Maka orang Papua wajib mensukseskan pelaksanaannya dengan menjaga persatuan, keamanan dan menjamin bahwa sukses dilaksanakan.
“Salah satunya dengan tidak mengkonsumsi miras, tidak narkoba. Kita perlu menjaga nama baik sebagai orang Papua dalam PON nanti,” ungkapnya.
Salah satu tokoh pemuda, Zakeus Petege mengatakan, ketergantungan manusia terhadap narkoba, miras bahkan rokok dipengaruhi oleh kandungan adiktif. Karena kandungan ini akan mempengaruhi aktifitas urat saraf yang menghubungkan otak.
Petege mencontohkan, orang yang mengonsumsi miras, ketika berhadapan dengan mobil didepannya, maka peringatan akan bahaya saat itu lamban. Karena saraf sensoris lamban mentransfernya ke otak. Contoh lainnya seperti keributan, seks bebas dan pencurian saat mabuk artinya bahwa orang sudah tahu akan resikonya. Tapi karena adanya sat adikatif, sehingga memory otaknya lambat bereaksi.
“Termasuk akan berpengaruh kepada pelajar dan mahasiswa, otaknya akan lambat berpikir dan susah mengerjakan ulangan,” kata Petege.
Petege menghimbau kepada para pemuda untuk tidak lagi memiliki ketergantungan terhadap miras dan obat-obat terlarang.
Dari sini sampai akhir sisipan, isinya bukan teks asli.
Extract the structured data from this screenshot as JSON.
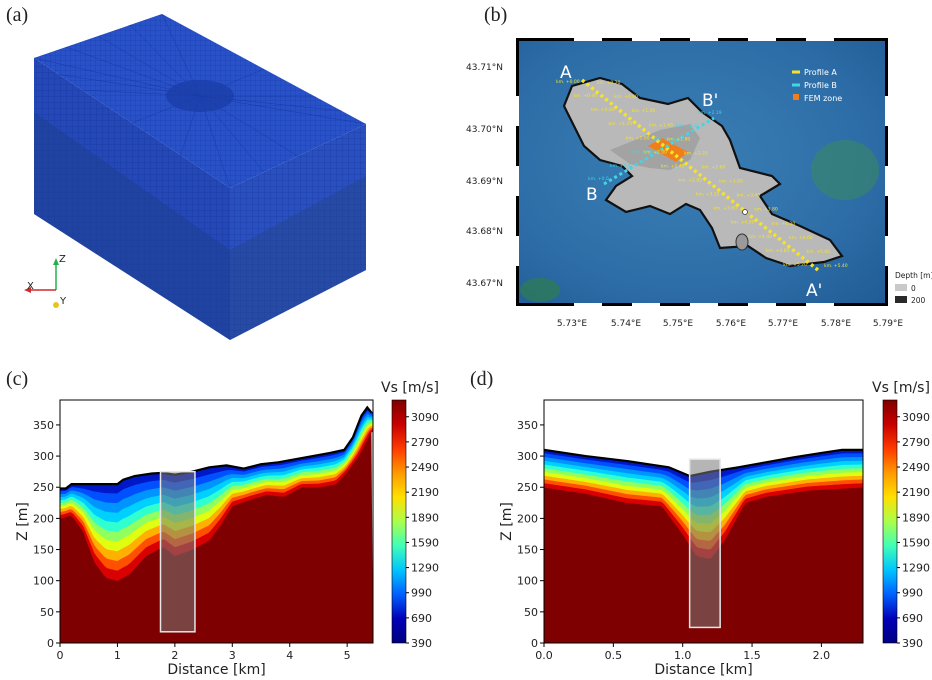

Sebab, tetunnya akan merugikan diri sendiri dan orang lain.
”Kalau bisa saya minta, anak muda jangan sampai terus mengkonsumsi miras dan narkoba. Kasihan masa depan, orang tua berjuang cari uang, kalian habiskan untuk hal tidak bermanfaat,” pesannya.
Ketua Sekolah Tinggi Agama Kristen (STAK) Nabire, Pendeta Yance Nawipa, mengungkapkan, sebagai akademisi dan hamba Tuhan. Maka perlu digaris bawahi sosialisasi ini adalah tentang UU Miras dan Narkoba. Sehingga perlu dipertegas dasar hukumnya. Perlu juga ada evaluasi diseluruh bidang kehidupan manusia. Baik kaitan dengan kesehatan gangguan psikologis dan iman.
“Sehingga UUnya harus dicantumkan berbagai unsur, baik yang berhubugan dengan kesehatan, dan faktor manusianya, termasuk psikologinya. Jadi jangan hanya penegakkan hukum saja,” ungkap Pendeta Yance.(Red)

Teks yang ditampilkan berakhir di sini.